Conclusions and clinical application

In humans, the developing nervous system is highly vulnerable to the deleterious effects of environmental toxins e.g. etiology of schizophrenia and autism are assumed to result from the deleterious effects of environmental factors during normal brain growth spurt (Rice and Barone, 2006). Consequently, to prevent harm, there is an increasing need for developmental neurotoxicity (DNT) to test chemical compounds in general use and determines which one is considered a developmental neurotoxin (Coecke, S, et al., 2007, Goldman, LR and Korduru, S, 2000, Hass, U., 2006, Needleman, HL, et al., 2002). There is an increasing concern about exposure of pregnant women, infants and children to OPs. Children in agricultural communities, like Egypt, carry the risk of continuous exposure to acetylcholinesterase inhibitors through hand to mouth behavior (Eskenazi et al., 1999). Children are considered to be more vulnerable due to the significant anatomical and maturational changes occurring in the brain during developmental periods (Andersen, 2003). Moreover, Acker et al. (2011) showed that repeated exposure to small doses of Malathion is capable of producing behavioral impairment in rat pups. This was proved by significant decrease in motor coordination, vestibular function and muscular strength/coordination, negative geotaxis and forelimb support tests, respectively. More interestingly, the degree of behavioral impairments was significantly correlated to the activity of AChE in brains of rat pups that was demonstrated.

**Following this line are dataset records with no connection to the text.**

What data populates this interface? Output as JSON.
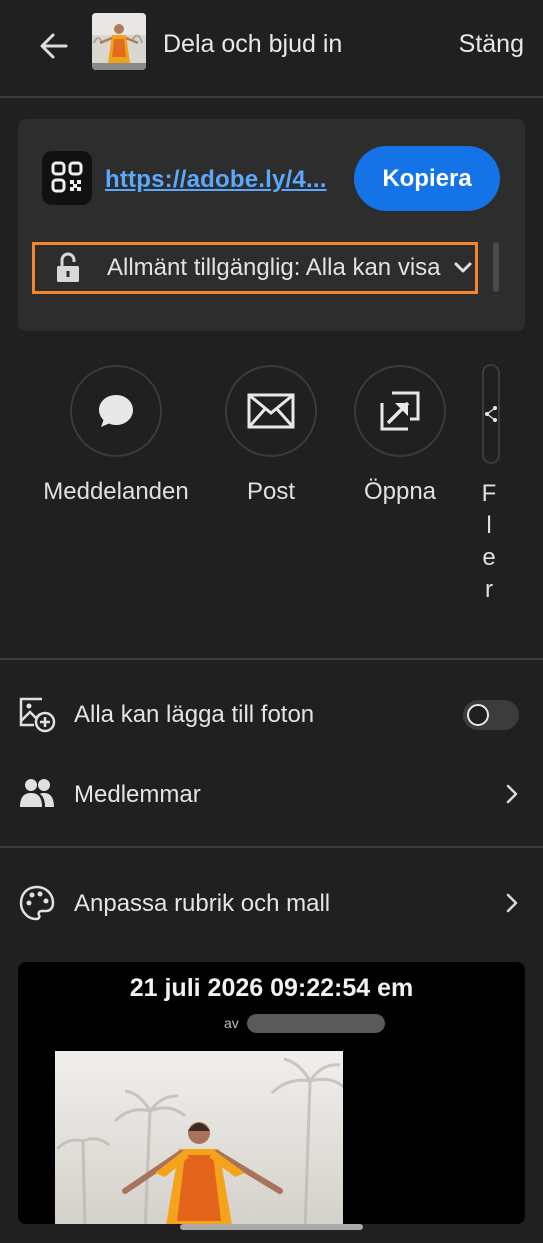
{
  "header": {
    "title": "Dela och bjud in",
    "close_label": "Stäng"
  },
  "link_card": {
    "url": "https://adobe.ly/4...",
    "copy_label": "Kopiera",
    "access_label": "Allmänt tillgänglig: Alla kan visa"
  },
  "share_targets": [
    {
      "label": "Meddelanden",
      "icon": "message-bubble-icon"
    },
    {
      "label": "Post",
      "icon": "mail-icon"
    },
    {
      "label": "Öppna",
      "icon": "open-external-icon"
    },
    {
      "label": "Fler",
      "icon": "share-icon"
    }
  ],
  "settings": {
    "allow_add_photos_label": "Alla kan lägga till foton",
    "allow_add_photos_on": false,
    "members_label": "Medlemmar",
    "customize_label": "Anpassa rubrik och mall"
  },
  "preview": {
    "date_title": "21 juli 2026 09:22:54 em",
    "by_label": "av"
  },
  "colors": {
    "background": "#202020",
    "card": "#2d2d2d",
    "accent_blue": "#1473e6",
    "link_blue": "#5aa9ff",
    "highlight_orange": "#f5852a"
  }
}
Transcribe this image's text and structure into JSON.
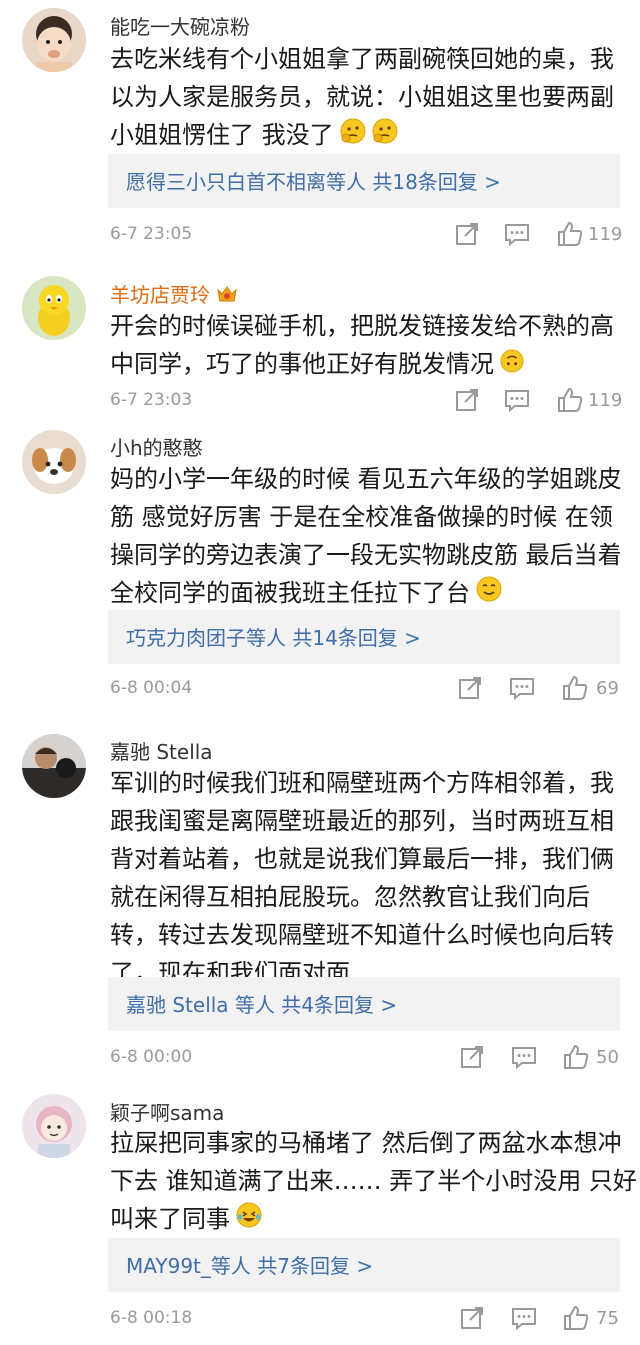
{
  "comments": [
    {
      "user": "能吃一大碗凉粉",
      "lines": [
        "去吃米线有个小姐姐拿了两副碗筷回她的桌，我",
        "以为人家是服务员，就说：小姐姐这里也要两副",
        "小姐姐愣住了 我没了"
      ],
      "reply": "愿得三小只白首不相离等人 共18条回复 >",
      "time": "6-7 23:05",
      "likes": "119",
      "emoji": "thinking-emoji"
    },
    {
      "user": "羊坊店贾玲",
      "lines": [
        "开会的时候误碰手机，把脱发链接发给不熟的高",
        "中同学，巧了的事他正好有脱发情况"
      ],
      "time": "6-7 23:03",
      "likes": "119",
      "emoji": "upside-down-emoji"
    },
    {
      "user": "小h的憨憨",
      "lines": [
        "妈的小学一年级的时候 看见五六年级的学姐跳皮",
        "筋 感觉好厉害 于是在全校准备做操的时候 在领",
        "操同学的旁边表演了一段无实物跳皮筋 最后当着",
        "全校同学的面被我班主任拉下了台"
      ],
      "reply": "巧克力肉团子等人 共14条回复 >",
      "time": "6-8 00:04",
      "likes": "69",
      "emoji": "smile-emoji"
    },
    {
      "user": "嘉驰 Stella",
      "lines": [
        "军训的时候我们班和隔壁班两个方阵相邻着，我",
        "跟我闺蜜是离隔壁班最近的那列，当时两班互相",
        "背对着站着，也就是说我们算最后一排，我们俩",
        "就在闲得互相拍屁股玩。忽然教官让我们向后",
        "转，转过去发现隔壁班不知道什么时候也向后转",
        "了，现在和我们面对面……"
      ],
      "reply": "嘉驰 Stella 等人 共4条回复 >",
      "time": "6-8 00:00",
      "likes": "50"
    },
    {
      "user": "颖子啊sama",
      "lines": [
        "拉屎把同事家的马桶堵了 然后倒了两盆水本想冲",
        "下去 谁知道满了出来…… 弄了半个小时没用 只好",
        "叫来了同事"
      ],
      "reply": "MAY99t_等人 共7条回复 >",
      "time": "6-8 00:18",
      "likes": "75",
      "emoji": "laughing-tears-emoji"
    }
  ],
  "icons": {
    "share": "share-icon",
    "comment": "comment-icon",
    "like": "thumbs-up-icon"
  },
  "colors": {
    "link": "#3f6ea8",
    "vip_name": "#e06a10",
    "meta": "#9a9a9a",
    "reply_bg": "#f2f2f2"
  }
}
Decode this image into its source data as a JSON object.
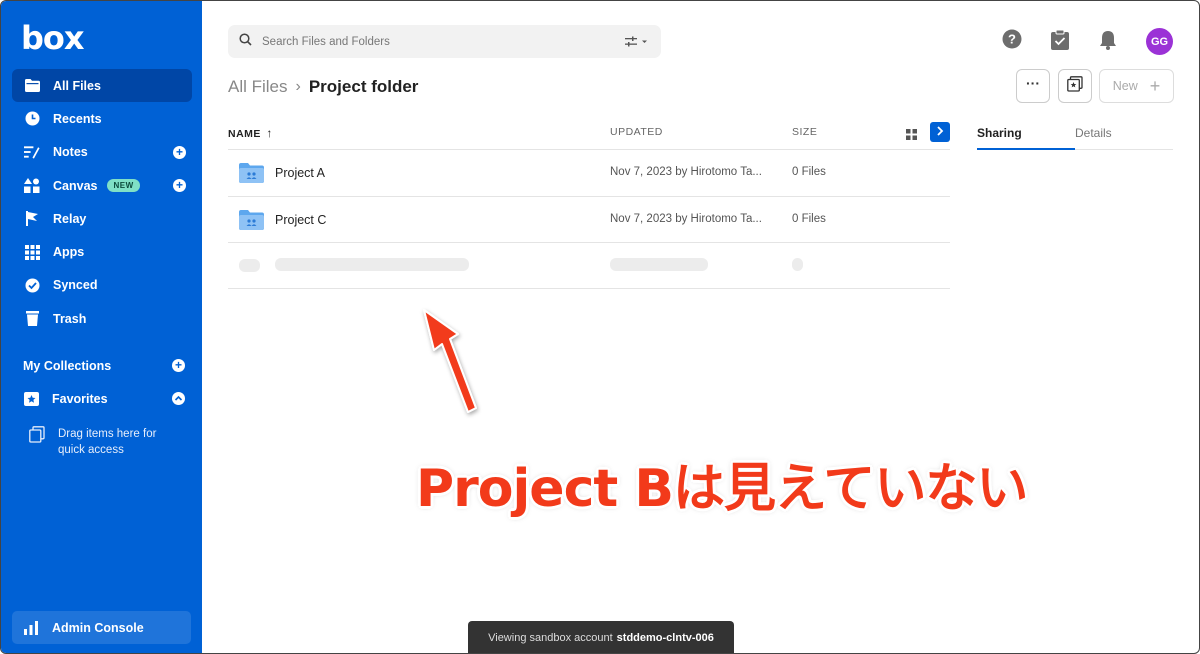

The findings of the present study confirm the negative impact of Malathion on proliferation, differentiation and viability of NPCs, which reflects possible developmental disorders that can affect different endpoints for the growing brains. This is in accordance with Selmi et al. (2012), Vidair (2004), and da Silva et al. (2006). These studies, however, showed the neurotoxic effects of early postnatal exposure in rodent models. Although they reflected the abnormal neurobehavioral performance of children exposed to pesticides like Malathion in early life (Ostrea et al., 2012), they needed to be verified by more detailed study as in neurosphere system. To the best of our knowledge, we are the first team to confirm the DNT of Malathion on 3D neurosphere model. In addition the present work confirmed the critical role played by the AchE decreased activity in developing such effects. On the other hand there is no observed role for oxidative stress in Malathion induced DNT in a neurosphere system.